Data cuisine – the representation and visualization of data through the means of cooking.
Going into this talk, heart-wrenching symbolism ran through my head of a cut of raw beef soaked in red wine jus to illustrate the richer, stronger more developed and flourishing worlds population, cowering over wilted, soft spinach sheltered in a corner of the plate to demonstrate the 80% of humanity that lives on less than $10 a day.
Unfortunately, Moritz Stefaner did not deliver.
For the aptly alliterated ‘Tweeting Taboulleh’ I spent most of the talk trying to work out why they had used couscous to represent the 13% of tweets from Kuwait, when couscous for example, originates from Italy and not Kuwait.

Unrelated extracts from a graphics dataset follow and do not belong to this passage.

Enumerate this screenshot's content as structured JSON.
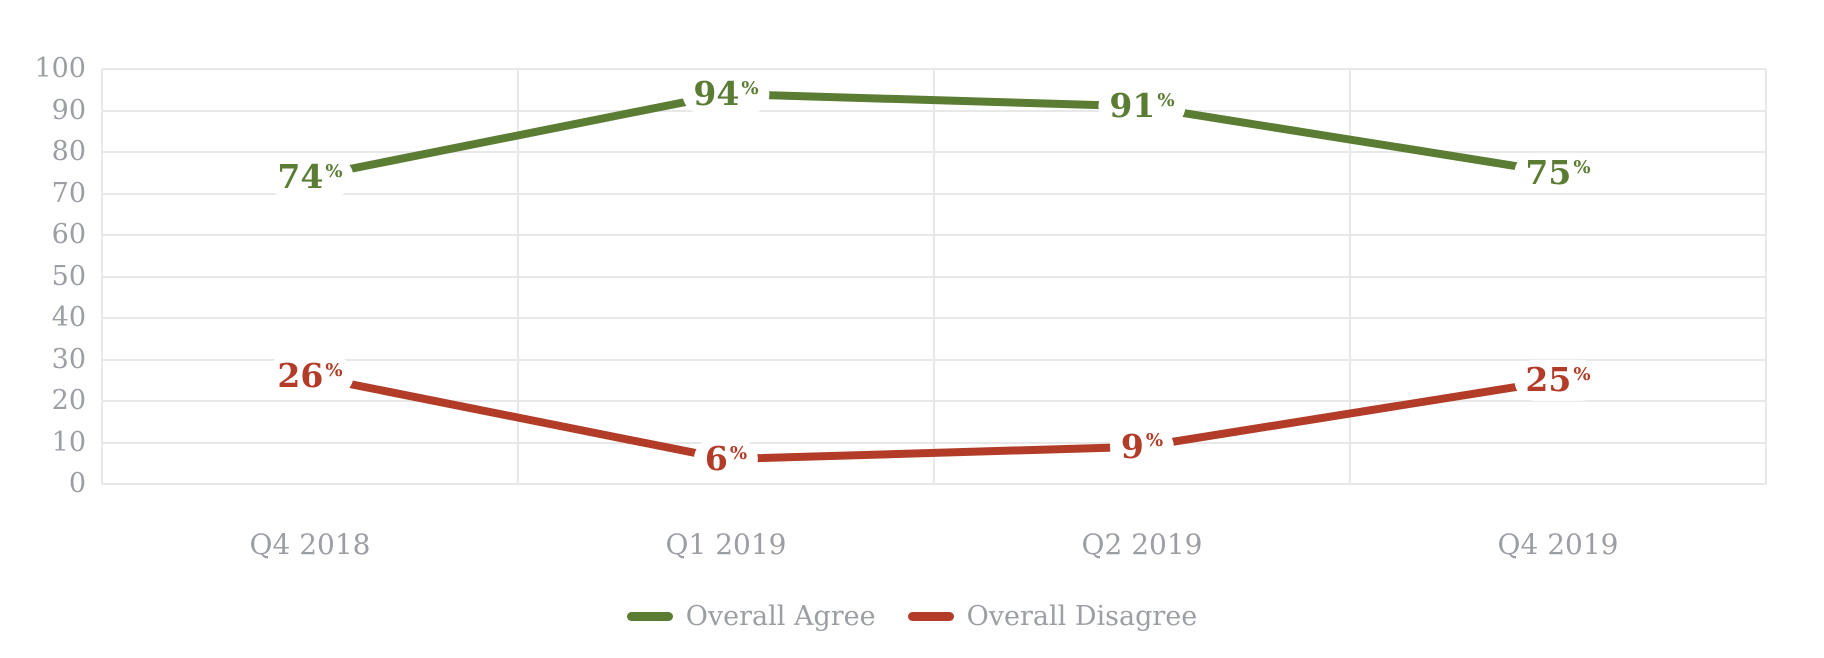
{
  "chart_data": {
    "type": "line",
    "title": "",
    "xlabel": "",
    "ylabel": "",
    "categories": [
      "Q4 2018",
      "Q1 2019",
      "Q2 2019",
      "Q4 2019"
    ],
    "series": [
      {
        "name": "Overall Agree",
        "color": "#5a7c33",
        "values": [
          74,
          94,
          91,
          75
        ]
      },
      {
        "name": "Overall Disagree",
        "color": "#b23c28",
        "values": [
          26,
          6,
          9,
          25
        ]
      }
    ],
    "value_suffix": "%",
    "ylim": [
      0,
      100
    ],
    "yticks": [
      0,
      10,
      20,
      30,
      40,
      50,
      60,
      70,
      80,
      90,
      100
    ],
    "grid": {
      "horizontal": true,
      "vertical": "category-band-boundaries"
    },
    "legend": {
      "position": "bottom"
    },
    "colors": {
      "axis_text": "#9b9ea3",
      "gridline": "#e8e8e8",
      "background": "#ffffff"
    }
  }
}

From savoury to sweet, the Zuckerberg pops, showing “how many people in Arab Spring countries use Facebook”. I had lots of questions at this point: What was the total sample size, why use sesame seeds that originate from India and did they actually ask 42% of the total Tunisian population if they even liked cake pops.
However, despite my critique Fast Company did in fact write an article on Data Cuisine so perhaps the concept of data cuisine is more of a work in progress. The varying ways to vizualize data using colours, shapes, and form are all ones that we’re used to and ones that make sense– but food opens up new dimensions
such as smells, texture and ingredients into the mix.
I left the talk feeling like I wanted to understand what his point was, but was somewhat confused instead. For me, the concept was way too literal and one that needed more ‘food for thought’.